第48話 狙われたお嬢様 その㊽
その後、鳥山と田川は職員室へ行き、春山先生へすべてを話した。
すぐに二人の両親へ連絡した春山先生は、結と華の両親にも来てもらえるように結達へ頼んだ。学校で起きた事件なので、このまま学校に来てもらって今から話し合いをした方がいい、と春山先生は判断したのだ。
それから満と流は春山先生から、先に帰宅するように言われた。満達は離れた場所で辞書が落とされる事件を目撃しただけなので、後日改めて詳しく話すことになったからだ。
満と流が帰った後、結達四人は春山先生と共に応接室で親が来るのを待った。その間、結は宿題をし始めていたので残りの三人も、一緒に宿題をやり始めたのだ。
先に鳥山の両親が応接室へ入り、続いて田川の両親が青ざめた顔で入室した。少し時間が経った後、華の両親と結の両親が冷静な態度でやって来たのだ。

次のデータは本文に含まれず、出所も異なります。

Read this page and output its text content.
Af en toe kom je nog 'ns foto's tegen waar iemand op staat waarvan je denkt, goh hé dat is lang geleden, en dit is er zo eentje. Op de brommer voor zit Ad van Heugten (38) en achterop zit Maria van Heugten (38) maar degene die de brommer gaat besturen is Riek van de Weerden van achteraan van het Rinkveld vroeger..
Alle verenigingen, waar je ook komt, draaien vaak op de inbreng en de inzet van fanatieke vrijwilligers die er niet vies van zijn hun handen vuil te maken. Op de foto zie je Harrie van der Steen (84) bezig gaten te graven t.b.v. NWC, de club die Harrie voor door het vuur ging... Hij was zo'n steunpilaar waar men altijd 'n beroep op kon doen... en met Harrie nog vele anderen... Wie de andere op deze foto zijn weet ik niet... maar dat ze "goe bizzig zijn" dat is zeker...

春山先生から事情を聞いた鳥山と田川の両親は、すぐに華と結の両親へ頭を深く下げながら謝罪した。特に鳥山の両親は、さらに土下座しかねないくらいに。
華からすでに詳しく聞かされた成宮夫妻は「娘がすでに許しているから」と、大事な娘に悪い事をした田川と鳥山を寛大な心で許したのだ。
それどころか、華の父親は鳥山の父親へ「うちの会社で働きませんか?」と誘ったのだ。華から、鳥山の父親がパワハラによって会社を辞めていたことを知らされていたから。
だが鳥山の父親は、その申し出を辞退した。息子が酷い事をしたので、受けるわけにはいかなかったからだ。
それを見た鳥山は、改めて華にしてしまった事を酷く後悔した。もしあんな事をしなければ、快く受けてくれたのに、
と。
そして結の両親も、同じく「娘が許したから」と鳥山を咎めなかった。これにより、鳥山と田川は華達だけでなく、二人の親からも許されたのだ。
学校側は被害者である華達からの処遇を受け止めた後、鳥山と田川へこう告げた。
『明日までに反省文を書くこと。そして四月中の休みの日は学校が指定したボランティアを行うこと』
これが、学校で事件を起こした二人への処分だったのだ。
停学を覚悟していた二人側にとって、思っていたほどそう重くない罰だった。しかも鳥山はバイトの時間に重ならないように決めてもいい、と言われたのだ。
そう告げられた鳥山と田川の目に涙が零れていた。
安堵と後悔、いろいろな感情が混ざった二人の顔を見た結は、これでもう鳥山と田川は大丈夫だと、心の中でそう思ったのだった。